Not that all personal annoyances are in abeyance, however. The struggle to get Amazon KDP to correct their many formatting mistakes has currently resulted in their “unpublishing” my book, calling with still-unfulfilled promises of perfection, and sending me the ugliest demo web site imaginable, featuring my name spelled wrong: “Georgean Murpy.” I fear a legal challenge lies ahead. And after many months of waiting for a quite uncomfortable EMG test to try to determine the source of my left leg’s weakness, the orthopedist who ordered the test only reported to me that he could make no sense of the neurologist’s conclusions, and advised that since the pain I had experienced had lessened, I should just “wait and see” if there would be more improvement.
On the other hand, my silver brocade bromeliad is blooming for the first time in five years, and I’ve managed to accomplish almost all the “winter’s coming” chores: houseplants safely back inside, hoses drained and stored, outdoor water supply cut off, deck railing freshly painted with penetrating oil.

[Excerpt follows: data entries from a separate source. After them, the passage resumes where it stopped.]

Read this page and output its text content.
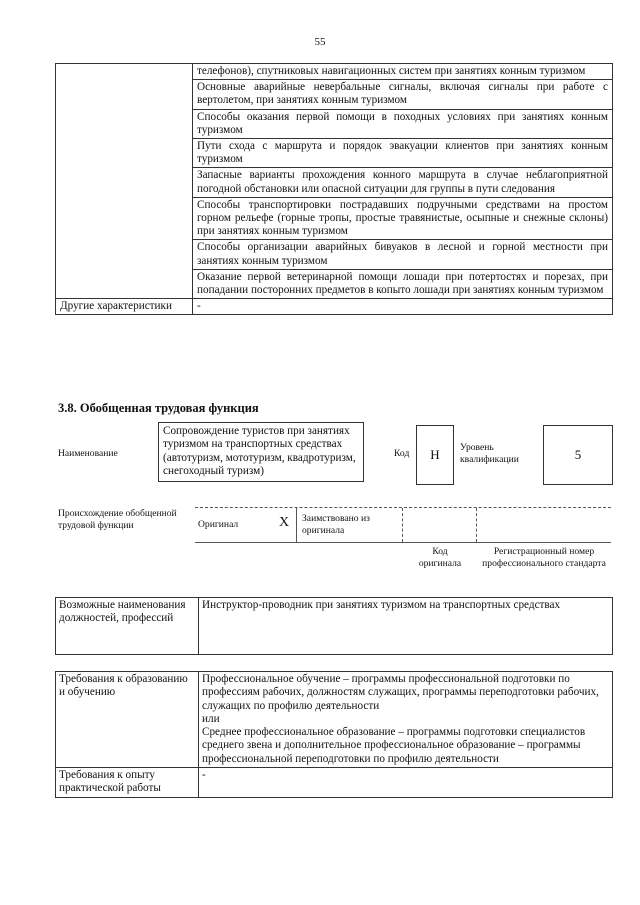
55
	телефонов), спутниковых навигационных систем при занятиях конным туризмом
	Основные аварийные невербальные сигналы, включая сигналы при работе с вертолетом, при занятиях конным туризмом
	Способы оказания первой помощи в походных условиях при занятиях конным туризмом
	Пути схода с маршрута и порядок эвакуации клиентов при занятиях конным туризмом
	Запасные варианты прохождения конного маршрута в случае неблагоприятной погодной обстановки или опасной ситуации для группы в пути следования
	Способы транспортировки пострадавших подручными средствами на простом горном рельефе (горные тропы, простые травянистые, осыпные и снежные склоны) при занятиях конным туризмом
	Способы организации аварийных бивуаков в лесной и горной местности при занятиях конным туризмом
	Оказание первой ветеринарной помощи лошади при потертостях и порезах, при попадании посторонних предметов в копыто лошади при занятиях конным туризмом
Другие характеристики	-
3.8. Обобщенная трудовая функция
Наименование
Сопровождение туристов при занятиях туризмом на транспортных средствах (автотуризм, мототуризм, квадротуризм, снегоходный туризм)
Код	H	Уровень квалификации	5
Происхождение обобщенной трудовой функции	Оригинал	X Заимствовано из оригинала
Код оригинала
Регистрационный номер профессионального стандарта
Возможные наименования должностей, профессий	Инструктор-проводник при занятиях туризмом на транспортных средствах
Требования к образованию и обучению	Профессиональное обучение – программы профессиональной подготовки по профессиям рабочих, должностям служащих, программы переподготовки рабочих, служащих по профилю деятельности
или
Среднее профессиональное образование – программы подготовки специалистов среднего звена и дополнительное профессиональное образование – программы профессиональной переподготовки по профилю деятельности

Требования к опыту практической работы	-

But I’ve not taken the canoe out since my last birthday, and the Madbury reservoir, for all its gorgeous autumn display, is so low that launching the canoe would mean some perilous wading through boot-sucking muck. The last time I tried that, I had to be pulled out by my larger, stronger friend Gregg.
And OMG. The election: Trick or Treat? November 5th will mean voting, helping with the Madbury Library’s book sale, tai chi, and . . . what fresh hell?

I’ll try to take comfort in my resident barred owl’s hoots and occasional visits, the roving flock of wild turkeys, and the juvenile deer caught faux-boxing each other on the west lawn, an encouraging sight first thing in the morning.

Still, another Shakespearean line comes to mind, this time from the Third Citizen in Richard III: “All may be well; but if God sort it so, / ‘Tis more than we deserve or I expect.”